Kalp dostudur ve pek çok kaynakta antibiyotik etki gösterdiğine dair çalışmalar mevcuttur. Salgın hastalıklara ve soğuk algınlığına karşı bir kalkan görevi gören sarımsak, mide ve bağırsak rahatsızlıklarında da yardımcı besinler arasında yer alır. Gripten koruyan bir etkisi vardır. Yemeklerin içerisinde tüketilebildiği gibi, yoğurt ya da yemek yanında çiğ olarak da tüketilebilir. Sarımsak kanı temizler, mikropları öldürür. Gece uykularında rahatlık vericidir. Kanser, kalp ve damar sağlığında başlıca besinlerin içerisinde yer alır.
Mandalina: Yüksek C vitamini etkisiyle bedenimizi hastalıklara karşı korur. Kötü kolesterol düzeyini düşürür ve kan akımını hızlandırır. Şeker ve kanser üzerinde de olumlu etkileri mevcuttur. Yüksek oranda potasyum içerdiğinden tansiyon hastalarında da faydalı bir besindir.
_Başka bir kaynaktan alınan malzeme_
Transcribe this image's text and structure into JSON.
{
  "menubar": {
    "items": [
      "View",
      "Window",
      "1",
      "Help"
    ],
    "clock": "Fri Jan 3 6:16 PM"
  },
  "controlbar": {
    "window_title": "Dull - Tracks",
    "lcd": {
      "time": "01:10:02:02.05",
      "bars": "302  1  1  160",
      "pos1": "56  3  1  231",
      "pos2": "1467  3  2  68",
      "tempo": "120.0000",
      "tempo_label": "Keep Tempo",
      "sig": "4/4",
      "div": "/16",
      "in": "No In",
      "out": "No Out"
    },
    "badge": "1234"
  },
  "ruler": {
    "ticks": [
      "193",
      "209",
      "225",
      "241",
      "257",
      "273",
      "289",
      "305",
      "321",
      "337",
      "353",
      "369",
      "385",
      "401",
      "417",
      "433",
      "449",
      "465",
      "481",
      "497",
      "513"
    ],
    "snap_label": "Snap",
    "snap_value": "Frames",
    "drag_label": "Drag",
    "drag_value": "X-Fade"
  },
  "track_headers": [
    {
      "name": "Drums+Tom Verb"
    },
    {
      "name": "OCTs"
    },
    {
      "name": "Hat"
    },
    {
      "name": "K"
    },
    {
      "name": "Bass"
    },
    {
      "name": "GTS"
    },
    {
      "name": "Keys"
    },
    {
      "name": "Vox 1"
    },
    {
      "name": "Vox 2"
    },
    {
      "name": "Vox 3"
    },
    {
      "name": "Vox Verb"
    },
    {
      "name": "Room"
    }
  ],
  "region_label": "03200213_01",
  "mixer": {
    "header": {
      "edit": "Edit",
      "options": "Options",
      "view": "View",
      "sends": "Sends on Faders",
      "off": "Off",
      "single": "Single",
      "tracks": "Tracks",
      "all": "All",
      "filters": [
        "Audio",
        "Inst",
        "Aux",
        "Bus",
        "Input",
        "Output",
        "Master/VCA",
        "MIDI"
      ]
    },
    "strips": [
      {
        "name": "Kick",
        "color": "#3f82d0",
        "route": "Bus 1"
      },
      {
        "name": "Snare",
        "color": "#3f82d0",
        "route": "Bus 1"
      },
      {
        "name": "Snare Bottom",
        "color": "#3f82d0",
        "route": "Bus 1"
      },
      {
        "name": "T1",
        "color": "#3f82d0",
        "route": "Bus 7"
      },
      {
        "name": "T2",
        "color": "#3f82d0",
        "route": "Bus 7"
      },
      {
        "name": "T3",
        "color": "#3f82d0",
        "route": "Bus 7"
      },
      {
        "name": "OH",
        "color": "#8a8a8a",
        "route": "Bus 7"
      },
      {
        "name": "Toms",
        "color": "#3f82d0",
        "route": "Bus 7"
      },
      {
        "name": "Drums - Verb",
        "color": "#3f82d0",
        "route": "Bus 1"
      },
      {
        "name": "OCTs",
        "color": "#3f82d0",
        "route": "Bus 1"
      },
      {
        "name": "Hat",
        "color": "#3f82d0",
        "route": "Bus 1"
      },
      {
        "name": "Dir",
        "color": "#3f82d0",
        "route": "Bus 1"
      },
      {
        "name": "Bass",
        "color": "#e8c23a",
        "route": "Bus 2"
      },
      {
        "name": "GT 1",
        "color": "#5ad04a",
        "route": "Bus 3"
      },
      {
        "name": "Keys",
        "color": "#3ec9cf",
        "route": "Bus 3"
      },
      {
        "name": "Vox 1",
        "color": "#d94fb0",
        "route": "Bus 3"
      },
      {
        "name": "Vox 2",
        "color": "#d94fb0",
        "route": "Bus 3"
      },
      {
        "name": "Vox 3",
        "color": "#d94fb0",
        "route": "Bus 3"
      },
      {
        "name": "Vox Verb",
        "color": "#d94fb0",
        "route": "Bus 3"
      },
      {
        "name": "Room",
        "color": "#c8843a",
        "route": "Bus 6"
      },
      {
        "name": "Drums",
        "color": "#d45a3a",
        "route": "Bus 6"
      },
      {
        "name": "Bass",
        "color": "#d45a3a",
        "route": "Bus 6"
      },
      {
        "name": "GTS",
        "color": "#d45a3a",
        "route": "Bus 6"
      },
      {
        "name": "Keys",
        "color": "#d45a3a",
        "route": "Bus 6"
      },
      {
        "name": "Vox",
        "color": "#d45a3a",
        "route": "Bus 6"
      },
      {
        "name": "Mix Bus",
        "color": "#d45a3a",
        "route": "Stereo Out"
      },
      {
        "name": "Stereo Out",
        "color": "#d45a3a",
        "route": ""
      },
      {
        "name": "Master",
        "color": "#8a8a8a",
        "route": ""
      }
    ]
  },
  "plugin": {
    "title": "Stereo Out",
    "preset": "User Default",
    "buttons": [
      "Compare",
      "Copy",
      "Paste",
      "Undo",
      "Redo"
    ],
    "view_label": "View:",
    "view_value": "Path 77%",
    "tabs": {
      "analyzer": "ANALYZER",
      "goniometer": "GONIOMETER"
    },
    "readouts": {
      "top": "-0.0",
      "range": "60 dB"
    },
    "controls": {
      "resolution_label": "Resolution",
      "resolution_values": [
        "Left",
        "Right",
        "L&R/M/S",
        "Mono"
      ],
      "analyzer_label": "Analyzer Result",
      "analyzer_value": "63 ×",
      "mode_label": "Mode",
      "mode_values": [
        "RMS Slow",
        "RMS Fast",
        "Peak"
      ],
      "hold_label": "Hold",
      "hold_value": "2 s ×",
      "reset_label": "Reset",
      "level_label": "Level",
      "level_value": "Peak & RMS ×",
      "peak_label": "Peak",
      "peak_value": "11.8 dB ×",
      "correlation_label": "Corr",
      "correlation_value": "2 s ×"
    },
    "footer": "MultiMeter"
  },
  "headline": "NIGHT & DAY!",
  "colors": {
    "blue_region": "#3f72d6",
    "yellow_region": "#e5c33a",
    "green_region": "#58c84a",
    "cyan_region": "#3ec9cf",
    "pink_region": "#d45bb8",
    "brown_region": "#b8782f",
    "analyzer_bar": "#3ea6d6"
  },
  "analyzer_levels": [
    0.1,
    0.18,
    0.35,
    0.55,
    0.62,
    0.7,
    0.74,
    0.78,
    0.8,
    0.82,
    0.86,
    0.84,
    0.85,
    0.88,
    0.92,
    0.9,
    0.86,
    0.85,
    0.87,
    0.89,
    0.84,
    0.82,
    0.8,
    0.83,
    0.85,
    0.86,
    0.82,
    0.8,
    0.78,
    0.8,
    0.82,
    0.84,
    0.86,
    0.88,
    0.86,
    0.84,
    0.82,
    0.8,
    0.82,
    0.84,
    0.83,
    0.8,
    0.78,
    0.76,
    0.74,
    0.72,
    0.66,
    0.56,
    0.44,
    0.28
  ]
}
Nar: C vitamini açısından çok zengin olan nar, hastalıklara karşı koruyucu, tedavi edici ve cilt üzerinde oldukça olumlu etkilere sahip olan önemli bir meyvedir. Kandaki kolesterolü düşürür ve bağışıklığı kuvvetlendirir. Tüm enfeksiyonlara karşı koruyucu etki yaratır.
Kivi: Özellikle çocuklardaki grip ve nezle gibi solunum yolu enfeksiyonların da birebir yardımcı etki gösteren kivi, önemli oranlarda içerdiği vitamin ve minerallerle hastalıklara karşı koruyucu önemli bir besindir. Vücut direncini arttıran, kolesterol seviyesini düşüren ve bağışıklık sisteminde önemli yer tutan kivi, akşam yemeğinden yaklaşık iki saat sonra yenmeli, ara öğünde bir orta boy ya da iki küçük boy olarak yer almalıdır.”